Introduction to Data Science in Python 第 2 周 Assignment
Introduction to Data Science in Python
第 2 周 Assignment
记录下问题和自己的答案
Part 1
The following code loads the olympics dataset (olympics.csv), which was derrived from the Wikipedia entry on All Time Olympic Games Medals, and does some basic data cleaning.
The columns are organized as # of Summer games, Summer medals, # of Winter games, Winter medals, total # number of games, total # of medals. Use this dataset to answer the questions below.
Question 1
Which country has won the most gold medals in summer games?
This function should return a single string value.
【IN】
def answer_one():
return df[df['Gold'] == df['Gold'].max()].index[0]
answer_one()
【OUT】
'United States'
Question 2
Which country had the biggest difference between their summer and winter gold medal counts?
This function should return a single string value.
【IN】
def answer_two():
df['diff'] = abs(df['Gold'] - df['Gold.1'])
max = df['diff'].max()
return df[df['diff'] == max].index[0]
answer_two()
【OUT】
'United States'
Question 3
Which country has the biggest difference between their summer gold medal counts and winter gold medal counts relative to their total gold medal count?
Only include countries that have won at least 1 gold in both summer and winter.
This function should return a single string value.
【IN】
def answer_three():
result = df[(df['Gold'] > 0) & (df['Gold.1'] > 0)]
result['diff'] = (result['Gold'] - result['Gold.1']) / result['Gold.2']
max = result['diff'].max()
return result[result['diff'] == max].index[0]
answer_three()
【OUT】
'Bulgaria'
Question 4
Write a function that creates a Series called “Points” which is a weighted value where each gold medal (Gold.2
) counts for 3 points, silver medals (Silver.2
) for 2 points, and bronze medals (Bronze.2
) for 1 point.

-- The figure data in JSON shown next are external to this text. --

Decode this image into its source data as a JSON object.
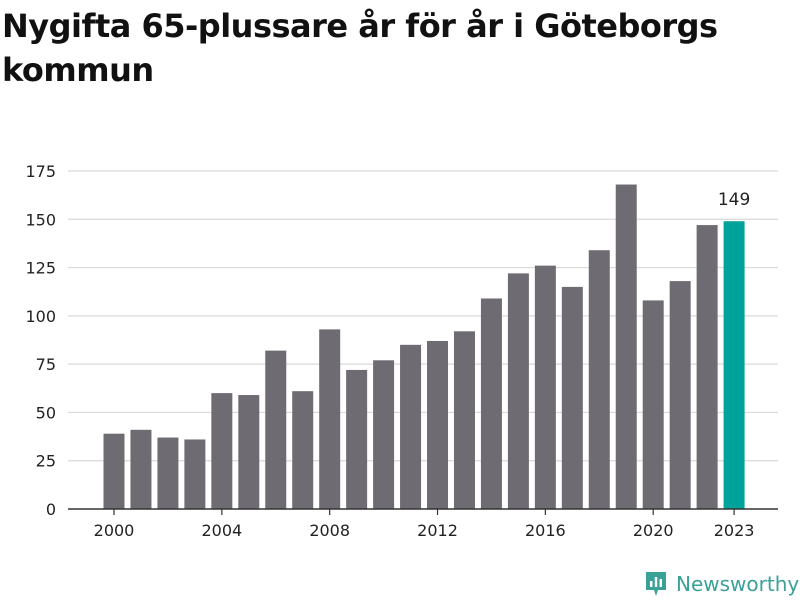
{
  "title": "Nygifta 65-plussare år för år i Göteborgs kommun",
  "brand": "Newsworthy",
  "colors": {
    "bar": "#6e6c72",
    "highlight": "#00a39a",
    "grid": "#d9d9d9",
    "text": "#222222",
    "brand": "#3aa199"
  },
  "chart_data": {
    "type": "bar",
    "x": [
      2000,
      2001,
      2002,
      2003,
      2004,
      2005,
      2006,
      2007,
      2008,
      2009,
      2010,
      2011,
      2012,
      2013,
      2014,
      2015,
      2016,
      2017,
      2018,
      2019,
      2020,
      2021,
      2022,
      2023
    ],
    "values": [
      39,
      41,
      37,
      36,
      60,
      59,
      82,
      61,
      93,
      72,
      77,
      85,
      87,
      92,
      109,
      122,
      126,
      115,
      134,
      168,
      108,
      118,
      147,
      149
    ],
    "highlight": 2023,
    "data_labels": [
      {
        "x": 2023,
        "label": "149"
      }
    ],
    "xticks": [
      "2000",
      "2004",
      "2008",
      "2012",
      "2016",
      "2020",
      "2023"
    ],
    "yticks": [
      "0",
      "25",
      "50",
      "75",
      "100",
      "125",
      "150",
      "175"
    ],
    "ylim": [
      0,
      175
    ],
    "grid": true,
    "legend": "none"
  }
}
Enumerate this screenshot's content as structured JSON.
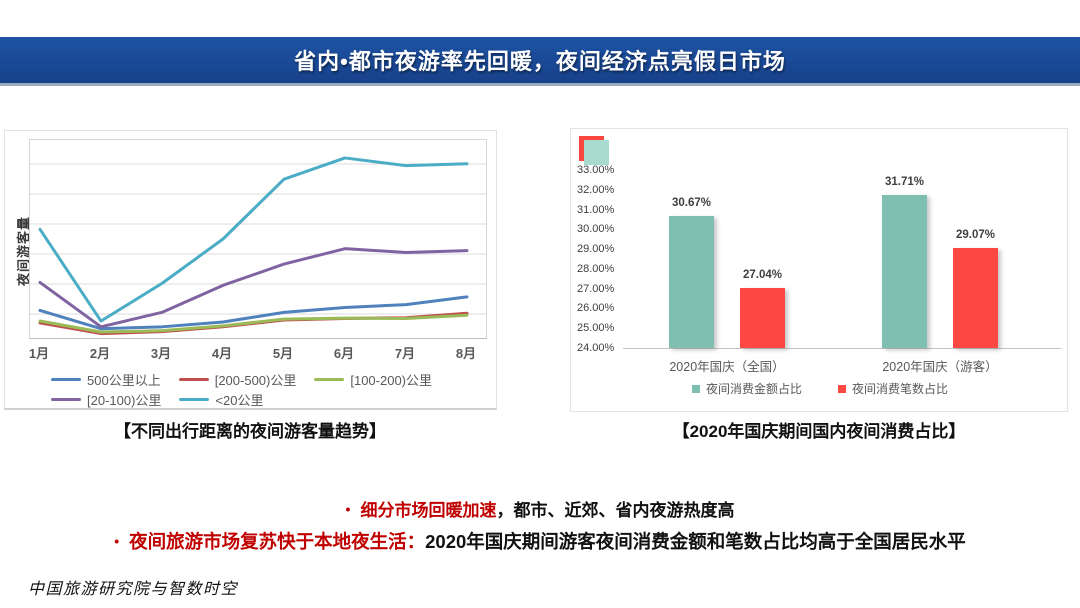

The function should return only the column (a Series object) which you created, with the country names as indices.
This function should return a Series named Points
of length 146
【IN】
def answer_four():
result = df['Gold.2'] * 3 + df['Silver.2'] * 2 + df['Bronze.2']
return pd.Series(result, name="Points")
answer_four()
【OUT】
Afghanistan 2
Algeria 27
Argentina 130
Armenia 16
Australasia 22
Australia 923
Austria 569
Azerbaijan 43
Bahamas 24
Bahrain 1
Barbados 1
Belarus 154
Belgium 276
Bermuda 1
Bohemia 5
Botswana 2
Brazil 184
British West Indies 2
Bulgaria 411
Burundi 3
Cameroon 12
Canada 846
Chile 24
China 1120
Colombia 29
Costa Rica 7
Ivory Coast 2
Croatia 67
Cuba 420
Cyprus 2
...
Spain 268
Sri Lanka 4
Sudan 2
Suriname 4
Sweden 1217
Switzerland 630
Syria 6
Chinese Taipei 32
Tajikistan 4
Tanzania 4
Thailand 44
Togo 1
Tonga 2
Trinidad and Tobago 27
Tunisia 19
Turkey 191
Uganda 14
Ukraine 220
United Arab Emirates 3
United States 5684
Uruguay 16
Uzbekistan 38
Venezuela 18
Vietnam 4
Virgin Islands 2
Yugoslavia 171
Independent Olympic Participants 4
Zambia 3
Zimbabwe 18
Mixed team 38
Name: Points, dtype: int64
Part 2
For the next set of questions, we will be using census data from the United States Census Bureau. Counties are political and geographic subdivisions of states in the United States. This dataset contains population data for counties and states in the US from 2010 to 2015. See this document for a description of the variable names.
The census dataset (census.csv) should be loaded as census_df. Answer questions using this as appropriate.
Question 5
Which state has the most counties in it? (hint: consider the sumlevel key carefully! You’ll need this for future questions too…)
This function should return a single string value.
【IN】
def answer_five():
city_level = census_df[census_df['SUMLEV'] == 50]
st_list = pd.DataFrame(city_level.groupby("STNAME").size(), columns=["size"])
max = st_list['size'].max()
return st_list[st_list['size'] == max].index[0]
answer_five()
【OUT】
'Texas'
Question 6
Only looking at the three most populous counties for each state, what are the three most populous states (in order of highest population to lowest population)? Use CENSUS2010POP
.
This function should return a list of string values.
【IN】
def answer_six():
state_list = census_df[census_df['SUMLEV'] == 50].groupby('STNAME').apply(lambda x: x.sort_values('CENSUS2010POP', ascending=False).head(3).sum())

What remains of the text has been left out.